The COVID-19 pandemic strained healthcare facilities as infection rates rose. IoT solutions combined with wearable devices can enable remote monitoring of patient health and automation within healthcare facilities, reducing frontline exposure and workload.
Vital signs monitoring
Frequent monitoring of patient vital signs is part of treatment. Direct contact between healthcare workers and patients increases the risk of virus exposure. Wearable integrated IoT solutions can capture key readings such as temperature, respiratory rate, blood pressure, pulse rate, and blood glucose. Devices can send readings at predefined intervals via Bluetooth, Zigbee, or other communication protocols to a Wi-Fi-enabled gateway device. The gateway can forward readings to the cloud, where analytics and machine learning can process the data and alert the nurse station if a patient's condition requires attention.
Activity tracking
COVID-19 wards are often isolated from other parts of a facility to reduce transmission. Patients sometimes attempt to leave isolation. Wearables can track patient activity in isolation wards without manual surveillance. If a COVID-19 positive patient attempts to leave, a wearable can provide location coordinates to the cloud so the system can notify the nurse station. Wearables can also warn nearby devices about the presence of a COVID-19 patient.
Staff screening
Guidelines recommend recording temperature readings for anyone accessing an operational site before allowing entry. For healthcare staff, regular temperature monitoring while on-site is important. Wearables can periodically record staff temperatures and transmit them to the cloud. The cloud can analyze the data and notify the nurse station if any staff member's temperature exceeds 37.4°C so the staff member can be isolated promptly.
Crowd monitoring
Social distancing guidelines recommend maintaining at least 2 meters from others and avoiding gatherings. Wearables can calculate distance to other devices and alert the wearer. Wearables can also update location coordinates to the cloud via gateway devices. The cloud can analyze uploaded coordinates and notify administrators when crowding occurs in parts of a facility so managers can clear congested areas and enforce distancing.
Contact tracing
Contact tracing is a public health tool to break transmission chains and is critical in healthcare settings because admitted patients often have weakened immune systems and elevated infection risk. Wearables can assist contact tracing if any staff member tests positive for COVID-19, helping to interrupt transmission chains.
Medication schedules
Rising patient numbers and staff shortages increase the burden of tracking medication schedules, injections, and dosing times. Wearables can be programmed with medical chart details and medication schedules to reduce this burden. Wearables can also remind patients to take medication on time, which helps maintain consistent drug levels and can aid recovery.
Disinfection schedules
Maintaining disinfection of indoor and outdoor areas is a recommended prevention measure. Healthcare facilities should disinfect regularly to protect patient safety. Wearables can be programmed with disinfection schedules to ensure comprehensive and regular cleaning without disrupting operations.
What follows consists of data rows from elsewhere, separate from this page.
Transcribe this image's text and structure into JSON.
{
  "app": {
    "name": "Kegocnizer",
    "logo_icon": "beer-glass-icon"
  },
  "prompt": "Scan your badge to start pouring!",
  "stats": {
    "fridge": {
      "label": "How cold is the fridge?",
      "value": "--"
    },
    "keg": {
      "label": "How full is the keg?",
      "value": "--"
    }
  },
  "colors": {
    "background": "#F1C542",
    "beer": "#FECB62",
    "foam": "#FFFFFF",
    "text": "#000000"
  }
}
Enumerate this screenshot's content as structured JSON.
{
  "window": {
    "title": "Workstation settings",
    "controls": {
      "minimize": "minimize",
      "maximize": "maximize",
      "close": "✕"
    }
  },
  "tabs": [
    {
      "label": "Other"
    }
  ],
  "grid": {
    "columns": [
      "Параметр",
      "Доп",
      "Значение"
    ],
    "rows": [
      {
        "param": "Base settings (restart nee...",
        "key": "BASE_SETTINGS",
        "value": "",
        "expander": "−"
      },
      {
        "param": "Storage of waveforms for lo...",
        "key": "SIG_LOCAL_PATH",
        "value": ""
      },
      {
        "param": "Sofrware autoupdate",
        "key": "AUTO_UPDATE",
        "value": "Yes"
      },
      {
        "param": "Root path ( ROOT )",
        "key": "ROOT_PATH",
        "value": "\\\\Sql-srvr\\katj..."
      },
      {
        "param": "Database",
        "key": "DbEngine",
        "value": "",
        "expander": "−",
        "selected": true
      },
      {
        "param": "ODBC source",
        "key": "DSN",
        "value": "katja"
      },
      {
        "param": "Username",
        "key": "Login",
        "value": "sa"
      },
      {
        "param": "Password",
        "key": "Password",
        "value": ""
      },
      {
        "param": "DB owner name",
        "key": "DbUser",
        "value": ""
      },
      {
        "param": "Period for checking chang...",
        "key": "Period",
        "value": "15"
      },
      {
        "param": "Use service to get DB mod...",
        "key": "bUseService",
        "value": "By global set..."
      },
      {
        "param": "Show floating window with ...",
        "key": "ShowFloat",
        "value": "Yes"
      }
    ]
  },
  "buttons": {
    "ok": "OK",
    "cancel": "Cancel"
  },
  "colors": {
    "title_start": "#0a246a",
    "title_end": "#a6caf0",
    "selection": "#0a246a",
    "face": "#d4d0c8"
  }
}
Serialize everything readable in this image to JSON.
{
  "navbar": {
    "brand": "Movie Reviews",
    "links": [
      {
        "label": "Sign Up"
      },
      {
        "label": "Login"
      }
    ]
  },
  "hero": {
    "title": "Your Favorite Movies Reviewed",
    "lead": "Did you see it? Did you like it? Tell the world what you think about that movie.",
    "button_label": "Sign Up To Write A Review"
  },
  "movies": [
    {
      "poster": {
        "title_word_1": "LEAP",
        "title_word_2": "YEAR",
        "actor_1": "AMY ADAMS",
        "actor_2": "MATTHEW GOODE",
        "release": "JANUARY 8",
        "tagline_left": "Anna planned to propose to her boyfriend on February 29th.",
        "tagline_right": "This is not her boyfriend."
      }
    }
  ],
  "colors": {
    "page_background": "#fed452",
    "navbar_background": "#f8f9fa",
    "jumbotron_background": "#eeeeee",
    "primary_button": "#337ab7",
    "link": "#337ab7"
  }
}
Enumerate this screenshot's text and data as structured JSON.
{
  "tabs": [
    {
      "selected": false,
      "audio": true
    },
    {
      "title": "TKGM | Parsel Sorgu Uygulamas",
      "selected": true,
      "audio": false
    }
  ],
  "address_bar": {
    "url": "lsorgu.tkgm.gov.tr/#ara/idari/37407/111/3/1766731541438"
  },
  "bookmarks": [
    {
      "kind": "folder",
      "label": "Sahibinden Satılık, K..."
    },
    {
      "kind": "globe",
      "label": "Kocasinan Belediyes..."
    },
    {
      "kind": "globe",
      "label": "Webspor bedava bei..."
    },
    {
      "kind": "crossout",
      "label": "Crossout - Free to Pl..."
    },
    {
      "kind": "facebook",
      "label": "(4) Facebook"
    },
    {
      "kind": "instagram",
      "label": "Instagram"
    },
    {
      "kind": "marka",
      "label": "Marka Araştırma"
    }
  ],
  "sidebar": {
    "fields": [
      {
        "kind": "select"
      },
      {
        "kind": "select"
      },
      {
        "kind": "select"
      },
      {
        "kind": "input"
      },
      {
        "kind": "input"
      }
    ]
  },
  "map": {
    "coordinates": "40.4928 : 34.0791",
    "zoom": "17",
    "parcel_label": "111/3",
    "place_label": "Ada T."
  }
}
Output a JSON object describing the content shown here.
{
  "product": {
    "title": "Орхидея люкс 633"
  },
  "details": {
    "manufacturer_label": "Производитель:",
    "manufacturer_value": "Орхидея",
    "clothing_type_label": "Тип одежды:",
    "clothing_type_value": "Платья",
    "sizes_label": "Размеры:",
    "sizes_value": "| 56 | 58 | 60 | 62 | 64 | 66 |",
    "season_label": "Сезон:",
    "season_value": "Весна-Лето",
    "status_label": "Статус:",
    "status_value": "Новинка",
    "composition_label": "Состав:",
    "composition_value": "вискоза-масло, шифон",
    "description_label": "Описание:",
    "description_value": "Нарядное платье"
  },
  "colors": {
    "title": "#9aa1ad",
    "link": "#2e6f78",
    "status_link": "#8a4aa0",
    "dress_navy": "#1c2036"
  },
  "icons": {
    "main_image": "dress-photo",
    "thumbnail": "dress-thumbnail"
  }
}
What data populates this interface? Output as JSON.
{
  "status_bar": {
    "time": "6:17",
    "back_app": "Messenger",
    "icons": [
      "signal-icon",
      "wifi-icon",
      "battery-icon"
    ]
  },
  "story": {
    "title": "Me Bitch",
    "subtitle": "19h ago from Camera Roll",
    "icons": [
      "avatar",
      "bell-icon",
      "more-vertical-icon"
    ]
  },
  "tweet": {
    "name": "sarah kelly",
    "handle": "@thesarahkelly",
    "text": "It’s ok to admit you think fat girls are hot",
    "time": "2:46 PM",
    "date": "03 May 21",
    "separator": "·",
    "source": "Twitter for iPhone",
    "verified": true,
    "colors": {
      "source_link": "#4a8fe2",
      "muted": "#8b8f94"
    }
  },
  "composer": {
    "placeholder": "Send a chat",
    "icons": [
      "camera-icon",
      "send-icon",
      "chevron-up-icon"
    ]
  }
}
Beyond these use cases, wearables have many other applications in healthcare facilities, personal care, and fitness. The following summarizes key development challenges and possible approaches:
Data security and privacy
One major risk of IoT solutions is data security and privacy, since they capture, transmit, and store sensitive vital signs and patient health records, commonly referred to as PHI (personal health information) among solution components. Cybercriminals can exploit IoT systems and misuse PHI to create fraudulent insurance claims or purchase medication. IoT solutions should comply with HIPPA standards, a U.S. statute intended to set national standards for protecting PHI held or transmitted in electronic form. Integrated secure communication protocols and encryption mechanisms should be used to protect PHI in transit and at rest.
Interoperability issues
Integrating various IoT devices in healthcare is challenging because each vendor may support proprietary or different communication protocols and data formats. Devices from different manufacturers may not communicate effectively if standards are not agreed. IoT device architectures should be flexible enough to support multiple communication protocols and authentication mechanisms. Support for multiple data formats is also important to ensure easy integration with various cloud services.
Large-scale data collection
Sensors used for patient vital sign monitoring generate continuous streams of data that must be stored in the cloud, which can drive up storage costs and complicate decision-making during care. IoT systems should be designed with appropriate data-driven learning techniques that extract useful subsets of data for storage and processing, reducing cost and aiding decisions. Edge-capable IoT devices should also be able to perform local processing to filter or summarize raw data, saving upload bandwidth and cloud processing.